Latino students constitute 52% of the K-12 public school population in California. In 2014-15, Latino students were less likely to graduate high school than their non-Latinos counterparts. Eleven percent of Latinos ages 25 and older have at least a bachelor’s degree, compared with 40% non-Latinos in that age group. The Pew Research Center shows that those without a post-secondary degree are more likely to be unemployed than those with, 12.2% vs. 3.8% respectively.

What Has ANR Done?

UC ANR 4-H brought the Juntos program, developed by North Carolina State University, to California to bridge the gap between high school and higher education for 4-H Latinos. Juntos, which means “together” in Spanish, works to unite community partners to provide Latinos with the knowledge needed to promote their high school graduation and attain a higher education.
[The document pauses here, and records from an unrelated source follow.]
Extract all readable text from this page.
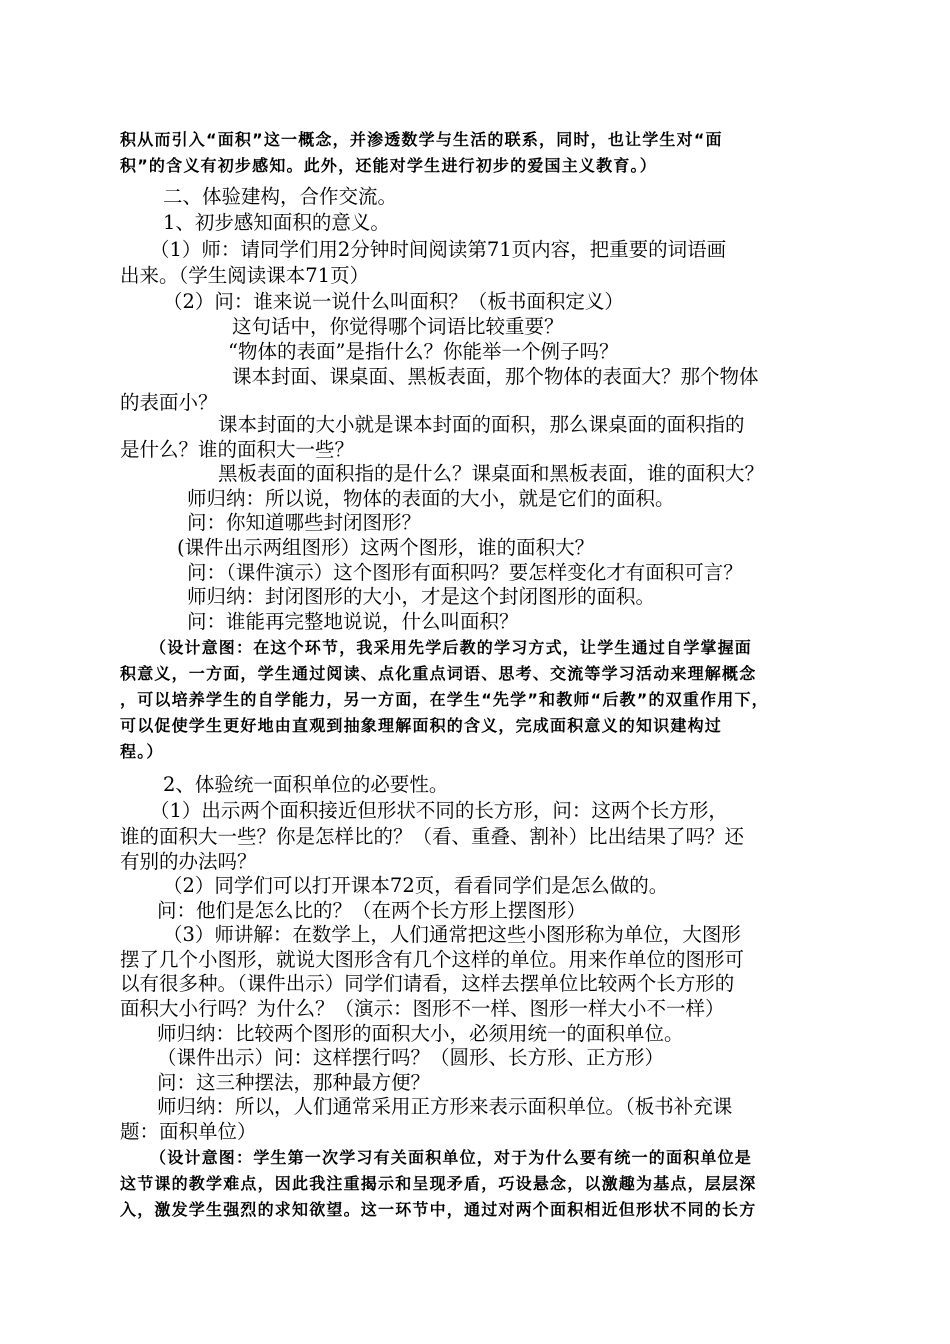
积从而引入“面积”这一概念，并渗透数学与生活的联系，同时，也让学生对“面
积”的含义有初步感知。此外，还能对学生进行初步的爱国主义教育。）
二、体验建构，合作交流。
1、初步感知面积的意义。
（1）师：请同学们用2分钟时间阅读第71页内容，把重要的词语画
出来。（学生阅读课本71页）
（2）问：谁来说一说什么叫面积？（板书面积定义）
这句话中，你觉得哪个词语比较重要？
“物体的表面”是指什么？你能举一个例子吗？
课本封面、课桌面、黑板表面，那个物体的表面大？那个物体
的表面小？
课本封面的大小就是课本封面的面积，那么课桌面的面积指的
是什么？谁的面积大一些？
黑板表面的面积指的是什么？课桌面和黑板表面，谁的面积大？
师归纳：所以说，物体的表面的大小，就是它们的面积。
问：你知道哪些封闭图形？
(课件出示两组图形）这两个图形，谁的面积大？
问：（课件演示）这个图形有面积吗？要怎样变化才有面积可言？
师归纳：封闭图形的大小，才是这个封闭图形的面积。
问：谁能再完整地说说，什么叫面积？
（设计意图：在这个环节，我采用先学后教的学习方式，让学生通过自学掌握面
积意义，一方面，学生通过阅读、点化重点词语、思考、交流等学习活动来理解概念
，可以培养学生的自学能力，另一方面，在学生“先学”和教师“后教”的双重作用下，
可以促使学生更好地由直观到抽象理解面积的含义，完成面积意义的知识建构过
程。）
2、体验统一面积单位的必要性。
（1）出示两个面积接近但形状不同的长方形，问：这两个长方形，
谁的面积大一些？你是怎样比的？（看、重叠、割补）比出结果了吗？还
有别的办法吗？
（2）同学们可以打开课本72页，看看同学们是怎么做的。
问：他们是怎么比的？（在两个长方形上摆图形）
（3）师讲解：在数学上，人们通常把这些小图形称为单位，大图形
摆了几个小图形，就说大图形含有几个这样的单位。用来作单位的图形可
以有很多种。（课件出示）同学们请看，这样去摆单位比较两个长方形的
面积大小行吗？为什么？（演示：图形不一样、图形一样大小不一样）
师归纳：比较两个图形的面积大小，必须用统一的面积单位。
（课件出示）问：这样摆行吗？（圆形、长方形、正方形）
问：这三种摆法，那种最方便？
师归纳：所以，人们通常采用正方形来表示面积单位。（板书补充课
题：面积单位）
（设计意图：学生第一次学习有关面积单位，对于为什么要有统一的面积单位是
这节课的教学难点，因此我注重揭示和呈现矛盾，巧设悬念，以激趣为基点，层层深
入，激发学生强烈的求知欲望。这一环节中，通过对两个面积相近但形状不同的长方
Juntos provides an intensive program via academic coaching, family workshops, 4-H club participation, and a Summer Academy. With support from National 4-H Council, NY Life Foundation and Leavey Foundation, during the summer of 2018 the first CA Juntos 4-H Summer Academy focused on Science, Technology, Engineering, and Mathematics (STEM) was held at UC Merced. Forty-three Latino youth from seven counties participated in the three-day college and career readiness academy. At the Academy, youth experienced college life and attended workshops. Workshop topics included college admissions, admission essay writing, financial aid, STEM, cultural identity, and much more. Participants also heard from two Latino motivational speakers who shared their personal experiences at college and the obstacles they overcame to graduate.

The Payoff

95% of 4-H Latino youth participants reported they would attend college

The Academy helped 4-H Latino youth develop a sense of belonging in and comfort with higher education. “[Some] of the most memorable experiences [of the Summer Academy] was visiting colleges and universities, [seeing] all the opportunities we have to choose from, making new friends, and meeting people that can help us and also open doors for us in the future," one participant shared. "We enjoy[ed] being part of a friendly community that we know we can count on.” By creating a safe and welcoming environment on a college campus, students were able to see themselves thriving. Thirty-six youth evaluated the Academy and 100% of the youth reported that the Academy taught them ways to achieve their educational/professional goals and gave them confidence that they would be able to go to college. In an informal pre-survey, 42% of Academy participants were planning to attend college, but in the post-survey 95% of the youth reported, “Yes, I will attend college.”